What’s a concerned parent to do? On one hand, you can’t swaddle your child in “bubble wrap.” On the other, he really could suffer a life-changing injury. Yet from Pee Wee League to the NFL, our culture assigns the highest status to the football hero, an aspiration that a 12-year-old boy has trouble resisting. I suspect that many parents do what my nephew is doing: Hoping that good coaching and modern equipment will somehow protect their sons.
The dilemma reminds me of my brief football career. My parents were reluctant to give their approval, but eventually they relented. My mother’s concern took a blow when a kid named Ronnie broke his leg in the first game.
In eighth grade, Freddie broke his arm. I was good, but a sophomore year knee injury brought my career to an end. I had a “bad” knee for years.
I mention this brief history not because it’s extraordinary. Ronnie, Freddie and I were the lucky ones. We left the game with injuries that have modest lifelong effects. Consider Alex Pierscionek. One day he blacked out after a hard collision. A couple of years later he’s still suffering from headaches, anxiety and suicidal thoughts and his educational opportunities are limited.

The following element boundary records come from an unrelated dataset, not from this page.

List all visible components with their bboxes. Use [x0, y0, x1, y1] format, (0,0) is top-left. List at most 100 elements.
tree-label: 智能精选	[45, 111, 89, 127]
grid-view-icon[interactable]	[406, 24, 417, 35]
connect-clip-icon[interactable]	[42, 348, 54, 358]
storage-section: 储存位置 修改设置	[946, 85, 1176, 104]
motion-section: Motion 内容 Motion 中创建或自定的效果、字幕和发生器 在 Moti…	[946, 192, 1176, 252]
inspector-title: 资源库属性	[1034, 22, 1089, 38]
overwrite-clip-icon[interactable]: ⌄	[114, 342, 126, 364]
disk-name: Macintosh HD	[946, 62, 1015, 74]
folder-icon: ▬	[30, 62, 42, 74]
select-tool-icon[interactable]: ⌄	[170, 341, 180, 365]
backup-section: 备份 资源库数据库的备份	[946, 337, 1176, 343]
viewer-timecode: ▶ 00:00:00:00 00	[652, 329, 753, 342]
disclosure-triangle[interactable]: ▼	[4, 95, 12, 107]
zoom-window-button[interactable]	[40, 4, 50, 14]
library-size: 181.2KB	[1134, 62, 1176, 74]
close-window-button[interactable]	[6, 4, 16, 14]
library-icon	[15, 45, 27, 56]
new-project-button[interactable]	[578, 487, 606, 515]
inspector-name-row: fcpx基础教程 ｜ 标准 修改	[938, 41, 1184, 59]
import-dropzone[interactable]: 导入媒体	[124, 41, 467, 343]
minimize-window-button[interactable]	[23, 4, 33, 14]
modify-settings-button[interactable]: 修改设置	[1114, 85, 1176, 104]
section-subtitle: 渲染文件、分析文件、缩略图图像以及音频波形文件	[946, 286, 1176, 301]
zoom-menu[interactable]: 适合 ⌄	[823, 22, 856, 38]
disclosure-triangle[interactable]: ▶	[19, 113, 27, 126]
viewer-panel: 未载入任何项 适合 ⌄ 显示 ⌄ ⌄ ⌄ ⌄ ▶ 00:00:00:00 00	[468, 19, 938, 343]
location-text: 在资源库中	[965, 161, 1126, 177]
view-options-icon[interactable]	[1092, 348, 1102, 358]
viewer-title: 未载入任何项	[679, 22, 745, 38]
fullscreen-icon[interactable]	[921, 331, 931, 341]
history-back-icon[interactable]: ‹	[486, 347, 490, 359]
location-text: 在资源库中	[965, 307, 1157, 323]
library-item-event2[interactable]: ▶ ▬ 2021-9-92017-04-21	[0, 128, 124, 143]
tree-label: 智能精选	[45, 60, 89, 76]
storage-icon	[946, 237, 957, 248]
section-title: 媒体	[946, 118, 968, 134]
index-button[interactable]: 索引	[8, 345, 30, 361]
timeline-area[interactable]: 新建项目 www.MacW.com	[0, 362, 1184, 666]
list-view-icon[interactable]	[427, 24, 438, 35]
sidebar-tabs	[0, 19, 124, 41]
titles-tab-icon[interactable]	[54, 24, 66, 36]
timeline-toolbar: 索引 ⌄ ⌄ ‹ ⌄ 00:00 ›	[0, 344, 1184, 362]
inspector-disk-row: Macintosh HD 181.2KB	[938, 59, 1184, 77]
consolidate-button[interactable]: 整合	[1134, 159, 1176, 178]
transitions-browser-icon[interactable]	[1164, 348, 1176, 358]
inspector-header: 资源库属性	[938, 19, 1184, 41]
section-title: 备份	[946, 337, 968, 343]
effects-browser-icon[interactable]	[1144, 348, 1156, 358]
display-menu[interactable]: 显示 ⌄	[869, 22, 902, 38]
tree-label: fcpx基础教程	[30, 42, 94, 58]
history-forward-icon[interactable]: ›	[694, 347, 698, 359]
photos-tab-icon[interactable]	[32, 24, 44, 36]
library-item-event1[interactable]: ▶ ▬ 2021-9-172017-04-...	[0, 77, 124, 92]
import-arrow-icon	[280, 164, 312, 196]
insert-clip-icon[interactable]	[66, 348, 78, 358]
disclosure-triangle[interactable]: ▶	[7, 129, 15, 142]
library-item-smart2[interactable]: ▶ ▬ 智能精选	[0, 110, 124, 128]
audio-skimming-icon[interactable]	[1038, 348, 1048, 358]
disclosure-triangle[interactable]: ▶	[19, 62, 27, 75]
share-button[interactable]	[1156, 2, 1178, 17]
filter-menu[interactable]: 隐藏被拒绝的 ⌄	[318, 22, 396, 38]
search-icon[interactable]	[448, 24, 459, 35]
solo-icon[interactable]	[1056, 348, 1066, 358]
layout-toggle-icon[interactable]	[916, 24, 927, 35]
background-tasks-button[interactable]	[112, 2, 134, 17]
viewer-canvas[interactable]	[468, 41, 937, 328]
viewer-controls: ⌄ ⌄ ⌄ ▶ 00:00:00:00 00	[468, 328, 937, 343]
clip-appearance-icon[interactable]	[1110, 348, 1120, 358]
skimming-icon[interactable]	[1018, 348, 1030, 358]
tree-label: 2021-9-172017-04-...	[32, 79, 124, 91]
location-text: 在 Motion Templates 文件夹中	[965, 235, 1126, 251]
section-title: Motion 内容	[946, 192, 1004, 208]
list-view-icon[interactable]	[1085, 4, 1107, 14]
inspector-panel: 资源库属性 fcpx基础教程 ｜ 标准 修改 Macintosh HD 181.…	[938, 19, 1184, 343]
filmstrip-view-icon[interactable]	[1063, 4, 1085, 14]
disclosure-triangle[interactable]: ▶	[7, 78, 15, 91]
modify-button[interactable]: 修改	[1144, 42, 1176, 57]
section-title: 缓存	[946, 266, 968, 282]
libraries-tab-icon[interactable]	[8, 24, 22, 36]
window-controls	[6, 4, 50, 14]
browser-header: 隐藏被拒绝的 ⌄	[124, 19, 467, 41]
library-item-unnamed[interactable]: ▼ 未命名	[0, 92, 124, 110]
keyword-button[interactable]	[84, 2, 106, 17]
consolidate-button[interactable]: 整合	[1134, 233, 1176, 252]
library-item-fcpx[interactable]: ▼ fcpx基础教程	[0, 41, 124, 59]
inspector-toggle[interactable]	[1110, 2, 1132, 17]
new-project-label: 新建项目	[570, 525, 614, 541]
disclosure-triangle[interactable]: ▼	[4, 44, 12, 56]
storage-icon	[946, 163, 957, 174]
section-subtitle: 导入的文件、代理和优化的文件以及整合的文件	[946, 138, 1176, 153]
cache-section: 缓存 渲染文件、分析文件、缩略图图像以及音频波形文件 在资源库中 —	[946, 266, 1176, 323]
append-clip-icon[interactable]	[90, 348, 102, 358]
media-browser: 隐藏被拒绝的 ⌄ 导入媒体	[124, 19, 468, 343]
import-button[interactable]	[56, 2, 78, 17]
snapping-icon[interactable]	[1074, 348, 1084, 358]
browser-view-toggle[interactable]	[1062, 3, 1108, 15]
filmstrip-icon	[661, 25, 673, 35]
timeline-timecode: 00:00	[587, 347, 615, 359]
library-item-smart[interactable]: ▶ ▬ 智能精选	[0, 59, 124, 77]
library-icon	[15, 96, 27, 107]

But there’s nothing extraordinary about Alex, either. His was one of 60,000 concussions that occur in high school football every year. And a recent study from Purdue University indicates players can suffer significant mental impairment from “sub-concussive” injuries – the ordinary wear and tear on the brain from getting hit in the head a lot.
So, parents, you face a tough decision. The game isn’t going to change in any meaningful way, and efforts toward better equipment and trainers are mostly window dressing. But if you’re still on the fence, consider the story of John McClamrock.
In 1973 McClamrock, 17, made an ordinary tackle on opening kickoff for his high school in Dallas. From that moment until he died 35 years later, he never moved another muscle below his broken neck.
Unfortunately, his story isn’t unusual, either. Diehard football fans will not be dissuaded by McClamrock. But read his story before you decide whether your son should play.
John M. Crisp is a columnist for Tribune News Service.